Industry Update: Hang On, It’s a Bumpy RidePosted 10/16/2013
As the National Association of Home Builders reported in September, underlying market fundaments are mixed, though generally moving in the right direction. Housing starts underperformed compared to the overall NAHB/Wells Fargo Housing Market Index last month, but many experts appeared unconcerned.
A similar disconnect occurred in 1991, when builders’ sentiment doubled in four months while single-family starts rose only by one-third. The current Housing Market Index is about 50 percent greater than last year’s, while single-family housing starts are only 15 percent ahead for the same time period. If history repeats itself, industry sources believe housing starts and builder sentiment will eventually reach a balance.
With August single-family permits reaching a 627,000 pace – the highest since May 2008 – analysts remain confident that more growth is on the way, particularly with the help of pent-up housing demand.
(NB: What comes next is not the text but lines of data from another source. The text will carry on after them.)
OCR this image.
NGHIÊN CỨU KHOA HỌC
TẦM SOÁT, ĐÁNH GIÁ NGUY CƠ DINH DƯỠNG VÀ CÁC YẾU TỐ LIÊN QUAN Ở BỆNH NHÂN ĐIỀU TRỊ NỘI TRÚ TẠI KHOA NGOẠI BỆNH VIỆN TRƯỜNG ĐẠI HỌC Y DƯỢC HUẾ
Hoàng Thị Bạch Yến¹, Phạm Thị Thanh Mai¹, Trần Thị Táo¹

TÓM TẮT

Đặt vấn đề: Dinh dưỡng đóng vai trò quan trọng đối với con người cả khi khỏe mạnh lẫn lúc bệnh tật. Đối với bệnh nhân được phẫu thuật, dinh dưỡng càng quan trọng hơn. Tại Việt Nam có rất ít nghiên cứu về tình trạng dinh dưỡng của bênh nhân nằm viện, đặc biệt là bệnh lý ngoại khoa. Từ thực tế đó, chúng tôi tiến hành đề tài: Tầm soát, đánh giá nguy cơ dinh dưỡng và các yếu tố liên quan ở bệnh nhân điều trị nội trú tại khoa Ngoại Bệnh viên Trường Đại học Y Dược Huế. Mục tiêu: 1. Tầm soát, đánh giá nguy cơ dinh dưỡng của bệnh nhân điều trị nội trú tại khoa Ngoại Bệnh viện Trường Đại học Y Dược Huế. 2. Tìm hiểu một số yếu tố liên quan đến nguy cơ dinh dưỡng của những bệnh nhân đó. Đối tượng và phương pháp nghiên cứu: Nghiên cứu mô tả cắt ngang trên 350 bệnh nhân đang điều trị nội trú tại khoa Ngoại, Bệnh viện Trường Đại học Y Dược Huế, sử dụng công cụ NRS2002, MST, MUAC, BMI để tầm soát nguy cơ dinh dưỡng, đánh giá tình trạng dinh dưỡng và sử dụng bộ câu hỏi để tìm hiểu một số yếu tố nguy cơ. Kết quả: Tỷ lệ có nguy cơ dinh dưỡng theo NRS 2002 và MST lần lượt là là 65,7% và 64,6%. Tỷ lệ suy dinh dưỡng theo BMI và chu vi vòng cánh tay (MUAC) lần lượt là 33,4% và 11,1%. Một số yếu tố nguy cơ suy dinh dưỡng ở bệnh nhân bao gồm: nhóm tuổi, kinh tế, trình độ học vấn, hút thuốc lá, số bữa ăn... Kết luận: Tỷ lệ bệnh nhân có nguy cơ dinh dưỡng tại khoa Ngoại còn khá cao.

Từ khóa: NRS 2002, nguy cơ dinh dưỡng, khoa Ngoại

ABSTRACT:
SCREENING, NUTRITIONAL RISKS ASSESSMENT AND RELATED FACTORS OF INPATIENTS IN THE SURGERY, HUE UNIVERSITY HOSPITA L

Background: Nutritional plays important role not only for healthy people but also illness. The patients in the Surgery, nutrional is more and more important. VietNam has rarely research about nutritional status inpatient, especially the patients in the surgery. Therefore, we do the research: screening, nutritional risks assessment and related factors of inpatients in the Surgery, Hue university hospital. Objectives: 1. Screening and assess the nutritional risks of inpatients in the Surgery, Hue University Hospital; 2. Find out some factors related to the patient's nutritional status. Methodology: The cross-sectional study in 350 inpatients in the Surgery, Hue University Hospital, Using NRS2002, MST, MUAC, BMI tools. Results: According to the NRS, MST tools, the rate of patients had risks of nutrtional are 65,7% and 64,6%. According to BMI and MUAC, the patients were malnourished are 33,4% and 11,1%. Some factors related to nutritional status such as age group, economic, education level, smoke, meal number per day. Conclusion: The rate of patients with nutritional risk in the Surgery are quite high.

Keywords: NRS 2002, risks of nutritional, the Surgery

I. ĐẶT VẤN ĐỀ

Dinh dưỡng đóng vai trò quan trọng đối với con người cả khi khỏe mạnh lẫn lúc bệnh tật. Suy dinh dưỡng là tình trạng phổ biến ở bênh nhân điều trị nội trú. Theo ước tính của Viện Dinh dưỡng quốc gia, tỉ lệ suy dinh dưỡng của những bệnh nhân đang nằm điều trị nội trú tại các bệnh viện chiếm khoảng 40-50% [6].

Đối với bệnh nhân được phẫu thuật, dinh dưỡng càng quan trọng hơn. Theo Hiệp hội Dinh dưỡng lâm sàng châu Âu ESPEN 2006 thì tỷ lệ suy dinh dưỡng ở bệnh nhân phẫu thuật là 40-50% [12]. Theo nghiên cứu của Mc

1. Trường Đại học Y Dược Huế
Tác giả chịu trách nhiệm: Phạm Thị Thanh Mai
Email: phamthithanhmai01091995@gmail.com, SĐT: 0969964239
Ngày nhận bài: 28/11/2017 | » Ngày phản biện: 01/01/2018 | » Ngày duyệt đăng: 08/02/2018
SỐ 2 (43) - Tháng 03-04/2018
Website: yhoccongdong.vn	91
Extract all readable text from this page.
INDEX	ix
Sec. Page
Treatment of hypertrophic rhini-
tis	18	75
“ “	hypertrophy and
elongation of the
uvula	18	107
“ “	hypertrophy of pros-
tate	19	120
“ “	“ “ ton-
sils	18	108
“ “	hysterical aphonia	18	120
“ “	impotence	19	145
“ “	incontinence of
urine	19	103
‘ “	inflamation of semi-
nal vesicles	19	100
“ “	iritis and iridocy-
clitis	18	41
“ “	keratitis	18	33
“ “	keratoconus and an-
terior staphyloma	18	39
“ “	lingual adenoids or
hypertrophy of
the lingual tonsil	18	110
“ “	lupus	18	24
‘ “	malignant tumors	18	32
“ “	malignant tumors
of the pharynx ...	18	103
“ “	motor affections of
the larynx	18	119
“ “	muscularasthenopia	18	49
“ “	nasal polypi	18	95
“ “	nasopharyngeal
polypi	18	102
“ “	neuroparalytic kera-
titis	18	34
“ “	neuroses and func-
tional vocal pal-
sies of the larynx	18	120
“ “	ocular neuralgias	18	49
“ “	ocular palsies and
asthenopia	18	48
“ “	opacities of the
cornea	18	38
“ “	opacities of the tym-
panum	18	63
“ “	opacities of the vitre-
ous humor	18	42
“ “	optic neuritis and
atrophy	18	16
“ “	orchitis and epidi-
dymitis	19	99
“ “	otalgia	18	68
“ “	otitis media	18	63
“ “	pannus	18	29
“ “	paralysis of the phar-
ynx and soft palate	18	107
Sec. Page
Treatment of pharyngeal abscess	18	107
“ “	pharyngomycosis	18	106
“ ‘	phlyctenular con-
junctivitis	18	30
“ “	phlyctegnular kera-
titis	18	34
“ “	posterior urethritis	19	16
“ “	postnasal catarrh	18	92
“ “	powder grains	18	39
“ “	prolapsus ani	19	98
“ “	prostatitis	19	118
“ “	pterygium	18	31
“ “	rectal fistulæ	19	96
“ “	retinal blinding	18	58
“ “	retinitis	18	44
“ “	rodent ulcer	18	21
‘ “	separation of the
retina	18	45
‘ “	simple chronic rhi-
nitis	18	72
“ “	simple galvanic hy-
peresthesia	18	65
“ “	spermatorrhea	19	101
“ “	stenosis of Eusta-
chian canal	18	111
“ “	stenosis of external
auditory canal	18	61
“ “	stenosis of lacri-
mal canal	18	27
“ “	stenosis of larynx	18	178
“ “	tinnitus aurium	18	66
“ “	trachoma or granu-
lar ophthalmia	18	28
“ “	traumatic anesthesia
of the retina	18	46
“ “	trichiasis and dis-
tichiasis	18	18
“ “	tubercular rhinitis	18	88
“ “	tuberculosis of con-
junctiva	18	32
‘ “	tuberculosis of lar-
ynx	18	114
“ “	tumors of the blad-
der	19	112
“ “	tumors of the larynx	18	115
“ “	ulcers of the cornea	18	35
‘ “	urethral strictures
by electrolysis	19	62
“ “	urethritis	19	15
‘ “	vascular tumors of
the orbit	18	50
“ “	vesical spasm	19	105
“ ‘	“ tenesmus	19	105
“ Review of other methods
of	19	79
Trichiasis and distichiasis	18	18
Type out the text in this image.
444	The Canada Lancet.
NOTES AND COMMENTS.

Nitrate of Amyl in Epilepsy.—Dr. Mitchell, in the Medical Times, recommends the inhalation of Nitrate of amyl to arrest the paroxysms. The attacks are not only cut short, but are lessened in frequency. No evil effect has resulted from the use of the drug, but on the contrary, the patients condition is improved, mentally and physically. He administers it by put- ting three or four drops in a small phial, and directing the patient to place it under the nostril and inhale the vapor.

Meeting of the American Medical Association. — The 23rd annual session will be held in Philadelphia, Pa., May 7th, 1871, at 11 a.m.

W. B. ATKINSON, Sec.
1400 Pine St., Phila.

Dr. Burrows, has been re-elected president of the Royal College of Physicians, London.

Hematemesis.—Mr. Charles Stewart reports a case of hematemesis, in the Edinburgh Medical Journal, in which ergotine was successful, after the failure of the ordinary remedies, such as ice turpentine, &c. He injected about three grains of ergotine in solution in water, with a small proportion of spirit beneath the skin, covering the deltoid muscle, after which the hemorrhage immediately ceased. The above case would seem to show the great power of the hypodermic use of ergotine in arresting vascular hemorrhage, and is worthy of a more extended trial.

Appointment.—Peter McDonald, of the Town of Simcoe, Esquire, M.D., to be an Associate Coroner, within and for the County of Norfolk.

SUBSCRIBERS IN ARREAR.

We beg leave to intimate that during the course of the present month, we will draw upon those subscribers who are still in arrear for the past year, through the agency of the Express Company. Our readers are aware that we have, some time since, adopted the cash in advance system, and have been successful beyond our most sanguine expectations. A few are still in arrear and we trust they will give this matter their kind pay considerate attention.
“The solid single-family starts and permits report provides additional evidence of the slow but steady improvement in single-family owner-occupied construction that began in earnest in early 2012,” states the NAHB’s Eye on the Economy report.
Although the seasonally adjusted construction rate has increased 36 percent since January 2012, single-family starts remain at less than half a normal rate of 1.4 to 1.5 million per year. NAHB is forecasting a 17 percent increase in single-family construction in 2013 over 2012 and a more robust 31 percent in 2014.